I’ve done some extensive R&D with Scala and some expression languages. I’ve found that if your plan of action well is defined in advance, even dynamic in nature like code may be able to derive how to best execute your steps to maximize efficiency, and minimize operating costs.

If you are at all familiar with the IoC notion, or Inversion of Control design paradigm. This is commonly used in systems to define how to handle dependencies. Instead of attempting to populate all its needed dependencies, a service will accurately declare them relying on the underlying infrastructure to keep its contract much like you’d expect of an API. This same technique may be utilized for data processing as well. Imagine if you were to indicate that a given method accepts Unencrypted data, and that the data must be provided Sequentially. You don’t want a step to dictate exactly where it must be, but it is logical for it to indicate what it may and may not do. For instance, a step that may convert data from one format to another should ideally have one input and one output. Not only the number of possible inputs can be defined, but also matters that will determine data flow. This knowledge can be used to determine where certain more ambiguous or unspecified matters may be determined based on the best contextual decision.

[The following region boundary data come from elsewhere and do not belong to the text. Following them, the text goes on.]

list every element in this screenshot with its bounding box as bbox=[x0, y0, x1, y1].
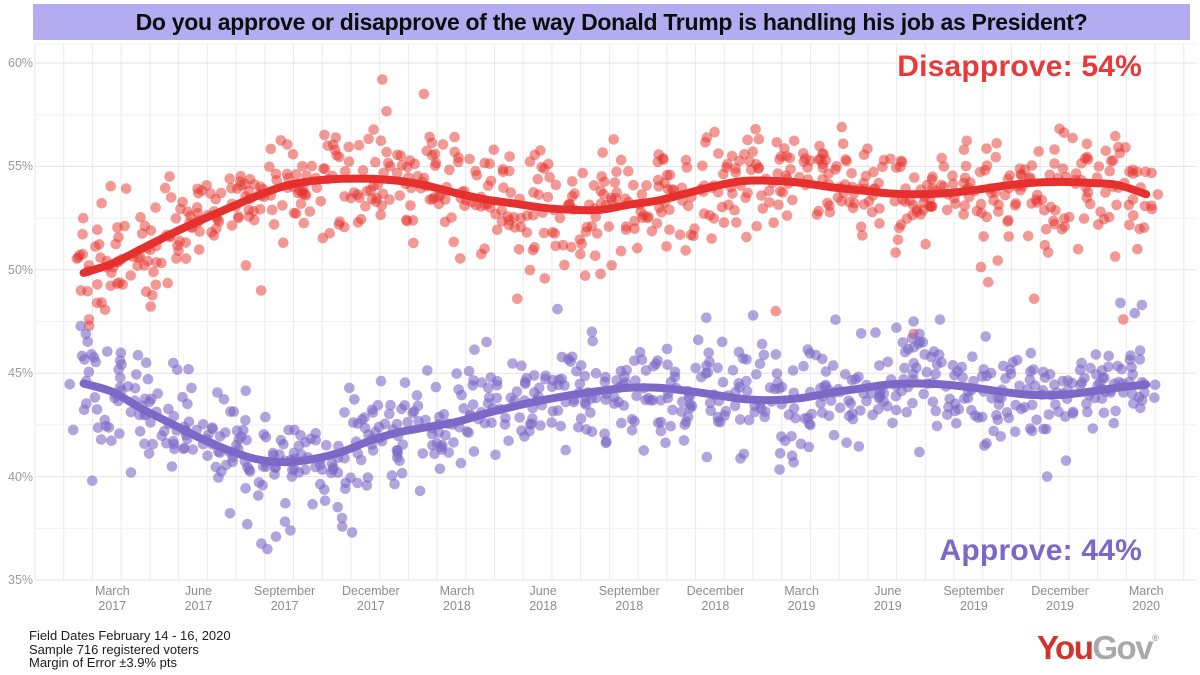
x-tick-label: June 2019 bbox=[873, 584, 902, 613]
y-tick-label: 45% bbox=[8, 366, 34, 381]
x-tick-label: December 2019 bbox=[1031, 584, 1089, 613]
disapprove-value-annotation: Disapprove: 54% bbox=[897, 50, 1142, 83]
logo-gov-text: Gov bbox=[1092, 629, 1153, 666]
x-tick-label: March 2018 bbox=[439, 584, 475, 613]
x-tick-label: March 2017 bbox=[94, 584, 130, 613]
x-tick-label: September 2019 bbox=[943, 584, 1005, 613]
grid-lines bbox=[34, 43, 1196, 581]
x-tick-label: September 2017 bbox=[254, 584, 316, 613]
yougov-logo: YouGov® bbox=[1037, 629, 1159, 667]
x-tick-label: December 2017 bbox=[341, 584, 400, 613]
y-tick-label: 50% bbox=[8, 262, 34, 277]
x-tick-label: December 2018 bbox=[686, 584, 745, 613]
x-tick-label: March 2019 bbox=[784, 584, 819, 613]
chart-title: Do you approve or disapprove of the way … bbox=[33, 4, 1190, 40]
disapprove-trend-line bbox=[79, 174, 1151, 277]
y-tick-label: 40% bbox=[8, 469, 34, 484]
logo-you-text: You bbox=[1037, 629, 1094, 666]
approve-value-annotation: Approve: 44% bbox=[939, 534, 1142, 567]
x-axis-labels: March 2017 June 2017 September 2017 December 20… bbox=[0, 584, 1200, 616]
y-tick-label: 60% bbox=[8, 56, 34, 70]
x-tick-label: June 2018 bbox=[529, 584, 558, 613]
x-tick-label: September 2018 bbox=[598, 584, 660, 613]
disapprove-scatter bbox=[71, 74, 1164, 340]
sample-line: Sample 716 registered voters bbox=[29, 641, 199, 657]
field-dates-line: Field Dates February 14 - 16, 2020 bbox=[29, 628, 231, 643]
registered-trademark-icon: ® bbox=[1152, 633, 1159, 643]
x-tick-label: June 2017 bbox=[184, 584, 213, 613]
approve-trend-line bbox=[79, 379, 1151, 467]
y-tick-label: 55% bbox=[8, 159, 34, 174]
approve-scatter bbox=[64, 297, 1161, 555]
methodology-note: Field Dates February 14 - 16, 2020 Sampl… bbox=[29, 629, 231, 670]
y-axis-labels: 60% 55% 50% 45% 40% 35% bbox=[0, 0, 40, 600]
y-tick-label: 35% bbox=[8, 573, 34, 587]
x-tick-label: March 2020 bbox=[1128, 584, 1164, 613]
margin-of-error-line: Margin of Error ±3.9% pts bbox=[29, 655, 178, 670]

I’m inclined to approach utilizing this sort of stream processing as a transport, not a solution. In general, I feel that AWS services are better to be looked at as infrastructure and not fully developed solutions. Depending on the size of your organization and the speed in which you need to move you may choose to embrace this notion or not. I know that there are large organizations which almost only use EC2 instances, and that’s all. I believe there is a healthy balance between only using AWS (or any cloud vendor for that vendor) as a data center replacement, and high level services. When you choose scalability and uptime over features as a given you really need to ask yourself is that really the case? Is there a way you can make a reliable more versatile solution that can be as reliable or close enough?

Please take this to heart, more “9”’s doesn’t mean much if you have plenty of bugs, poor security and other wonderful problems. Don’t let stupid metrics be the primary inspiration to how you budget your time and money. Prioritize your problems, you don’t have the be the cool kid in the class with the biggest numbers.